En aquella época yo me atreví a llevar un poco la contraria a Andreu en el blog el 6 de marzo del 2009; pero de una manera un poco más sofisticada que se publicó en este blog. Creo que merece la pena reproducirlo ahora a fin de pensar en la situación actual usando la teoría de juegos un poco más allá que el dilema del prisionero tal como hacía entonces y que redundaba inmediatamente en la conveniencia de no competir sino ponerse de acuerdo. Esta recomendación en cualquier caso parece en principio muy adecuada, pero es posible que haya situaciones en que ese acuerdo no sea de esperar. Lo reproduzco eliminando algunas partes que no me parecen relevantes de momento y cambiando un poco el texto resultante para que sea legible

Ante los argumentos proteccionistas que comienzan a oirse por doquier merece la pena leer con atención el artículo de opinión de Andreu Mas-Colell en El País del viernes 27. Su inteligencia y formación le llevan a explicar las ventajas del libre comercio internacional sobre el proteccionismo indicando que abrirse al comercio puede ser bueno, incluso si se hace de manera unilateral, siempre que admitamos como criterio, no que todo el mundo gane, sino que los que ganan pudieran compensar a los que pierden como para que acepten la apertura.

La exposición de Mas-Colell tiene como ingrediente adicional que presenta el argumento en el formato de la teoría de juegos mostrando cómo la apertura del comercio redunda en un equilibrio que es óptimo paretiano cuando las ganacias de cada país son las que corresponden a unos tiempos que podríamos llamar normales.Sin embargo, cuando los tiempos no son normales, sino que corresponden a una situación de crisis de demanda efectiva, hay externalidades obvias entre paises puesto que cada jugador (país) puede aprovecharse gratis del incrementado gasto público en el otro país. En este caso el juego de la apertura al comercio (o del proteccionismo) puede conformar un dilema del prisionero en el que, efectivamente, sea estrategia dominate para cada país cerrar sus fronteras.
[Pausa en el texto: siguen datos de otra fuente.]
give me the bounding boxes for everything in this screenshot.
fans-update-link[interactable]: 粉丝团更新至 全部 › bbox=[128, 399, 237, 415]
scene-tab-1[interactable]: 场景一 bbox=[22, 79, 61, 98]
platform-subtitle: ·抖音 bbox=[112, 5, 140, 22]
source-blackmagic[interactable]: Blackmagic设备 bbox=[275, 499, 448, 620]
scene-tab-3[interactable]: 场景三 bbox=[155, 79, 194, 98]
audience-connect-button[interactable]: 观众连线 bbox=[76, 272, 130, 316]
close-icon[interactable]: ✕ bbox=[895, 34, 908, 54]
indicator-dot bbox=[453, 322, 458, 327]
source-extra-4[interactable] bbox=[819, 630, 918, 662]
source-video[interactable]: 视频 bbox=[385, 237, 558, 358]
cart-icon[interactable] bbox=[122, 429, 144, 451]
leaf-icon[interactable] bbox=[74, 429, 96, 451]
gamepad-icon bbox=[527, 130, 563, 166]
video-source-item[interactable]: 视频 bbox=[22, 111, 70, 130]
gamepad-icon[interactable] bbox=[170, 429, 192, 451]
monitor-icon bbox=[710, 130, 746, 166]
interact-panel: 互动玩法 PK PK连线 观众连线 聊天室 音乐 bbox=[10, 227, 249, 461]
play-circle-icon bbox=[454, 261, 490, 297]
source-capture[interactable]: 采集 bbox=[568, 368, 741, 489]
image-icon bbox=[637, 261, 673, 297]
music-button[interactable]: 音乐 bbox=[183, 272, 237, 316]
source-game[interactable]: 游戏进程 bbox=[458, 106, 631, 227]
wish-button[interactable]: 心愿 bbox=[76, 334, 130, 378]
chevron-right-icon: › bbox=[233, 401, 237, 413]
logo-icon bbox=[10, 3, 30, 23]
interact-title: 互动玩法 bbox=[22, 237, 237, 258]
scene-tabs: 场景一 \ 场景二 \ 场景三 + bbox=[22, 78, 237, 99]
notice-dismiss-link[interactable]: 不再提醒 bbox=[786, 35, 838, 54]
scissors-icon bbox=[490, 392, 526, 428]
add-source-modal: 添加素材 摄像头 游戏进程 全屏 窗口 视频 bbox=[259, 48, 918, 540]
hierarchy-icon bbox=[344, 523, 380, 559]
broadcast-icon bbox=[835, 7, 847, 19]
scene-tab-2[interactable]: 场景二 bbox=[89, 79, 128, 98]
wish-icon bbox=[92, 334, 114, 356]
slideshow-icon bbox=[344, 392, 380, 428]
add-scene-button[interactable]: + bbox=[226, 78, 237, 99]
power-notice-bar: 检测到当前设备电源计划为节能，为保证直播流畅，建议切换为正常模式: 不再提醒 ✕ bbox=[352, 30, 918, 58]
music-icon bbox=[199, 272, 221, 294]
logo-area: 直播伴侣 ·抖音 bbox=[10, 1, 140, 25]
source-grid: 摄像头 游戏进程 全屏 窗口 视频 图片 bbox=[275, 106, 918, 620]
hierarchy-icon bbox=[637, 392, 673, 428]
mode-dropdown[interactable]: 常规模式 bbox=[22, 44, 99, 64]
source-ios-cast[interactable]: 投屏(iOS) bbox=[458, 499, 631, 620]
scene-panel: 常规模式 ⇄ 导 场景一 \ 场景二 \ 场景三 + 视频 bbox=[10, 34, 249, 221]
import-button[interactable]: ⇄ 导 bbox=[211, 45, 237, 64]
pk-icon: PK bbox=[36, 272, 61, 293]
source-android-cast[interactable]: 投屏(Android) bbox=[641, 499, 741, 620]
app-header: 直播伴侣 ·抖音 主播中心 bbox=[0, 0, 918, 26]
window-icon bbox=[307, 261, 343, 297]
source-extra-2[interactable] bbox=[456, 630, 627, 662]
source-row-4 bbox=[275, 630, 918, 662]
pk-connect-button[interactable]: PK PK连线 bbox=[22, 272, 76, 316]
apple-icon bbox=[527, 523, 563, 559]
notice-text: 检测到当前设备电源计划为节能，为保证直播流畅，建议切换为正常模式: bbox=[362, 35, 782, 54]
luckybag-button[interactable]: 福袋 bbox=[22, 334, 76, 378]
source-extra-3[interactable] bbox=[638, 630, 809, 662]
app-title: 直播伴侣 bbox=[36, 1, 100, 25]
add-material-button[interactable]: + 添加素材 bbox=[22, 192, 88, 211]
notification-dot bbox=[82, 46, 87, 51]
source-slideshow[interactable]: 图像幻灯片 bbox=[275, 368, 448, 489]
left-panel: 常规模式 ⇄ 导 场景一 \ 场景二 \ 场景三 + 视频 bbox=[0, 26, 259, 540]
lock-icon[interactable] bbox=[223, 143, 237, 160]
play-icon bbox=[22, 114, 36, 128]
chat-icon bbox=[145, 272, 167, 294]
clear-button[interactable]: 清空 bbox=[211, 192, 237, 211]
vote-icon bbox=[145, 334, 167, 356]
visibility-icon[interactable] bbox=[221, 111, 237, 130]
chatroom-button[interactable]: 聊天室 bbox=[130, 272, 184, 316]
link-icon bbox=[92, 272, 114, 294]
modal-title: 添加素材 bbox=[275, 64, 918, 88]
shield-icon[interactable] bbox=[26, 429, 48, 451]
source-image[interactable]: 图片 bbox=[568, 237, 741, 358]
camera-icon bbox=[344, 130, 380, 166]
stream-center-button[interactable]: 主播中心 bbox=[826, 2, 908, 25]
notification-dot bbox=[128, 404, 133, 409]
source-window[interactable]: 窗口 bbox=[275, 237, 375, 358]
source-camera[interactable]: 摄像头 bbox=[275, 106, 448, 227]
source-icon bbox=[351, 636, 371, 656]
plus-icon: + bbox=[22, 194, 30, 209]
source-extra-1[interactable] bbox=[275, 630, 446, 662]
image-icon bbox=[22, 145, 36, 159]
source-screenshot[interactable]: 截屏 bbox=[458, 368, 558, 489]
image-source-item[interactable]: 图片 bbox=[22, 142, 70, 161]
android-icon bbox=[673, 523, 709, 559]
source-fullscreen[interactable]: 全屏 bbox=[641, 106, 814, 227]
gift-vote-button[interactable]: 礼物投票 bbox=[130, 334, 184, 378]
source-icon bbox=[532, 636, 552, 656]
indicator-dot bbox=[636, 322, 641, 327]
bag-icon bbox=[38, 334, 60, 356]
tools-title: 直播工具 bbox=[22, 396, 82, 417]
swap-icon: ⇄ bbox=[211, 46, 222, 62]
Visto así podemos acudir a formas de solución un poco más específicas que la recomendadción de ponerse de acuerdo. Primero será más fácil ponerse de acuerdo si el conocimiento de las características del juego no son conocimiento común, sino mero conocimieto mutuo de orden N, N finito. En un caso así Auman probó que hay una pequeña probabilidad de que los dos jugadores «se la jueguen» en la esperanza de que su jugada, no del todo racional sea aceptable y comprensible por el otro que pensaría y actuaría como él.

Pero si queremos ser unos puristas, y en casos como este, merece la pena serlo, podemos acudir a una especie de cheap talk, previo al cerrar o dejar abiertas las fronteras, en el que caben anuncios y acciones por parte de los dos jugadores que sean dobles y condicionadas del tipo: «Anuncio que no cerraré la frontera y no la cierro siempre que mi oponente anuncie que no la cerrará o la cierro si el otro la cierra».

Este tipo de estrategia parece mucho más parecido a lo que esperamos de intentos multilaterales por cooperar.

Y pasados ya casi ocho años sigo pensando lo mismo quizá llevado por mi deseo de que los países o los bloques de países razonen y actúen de esta manera.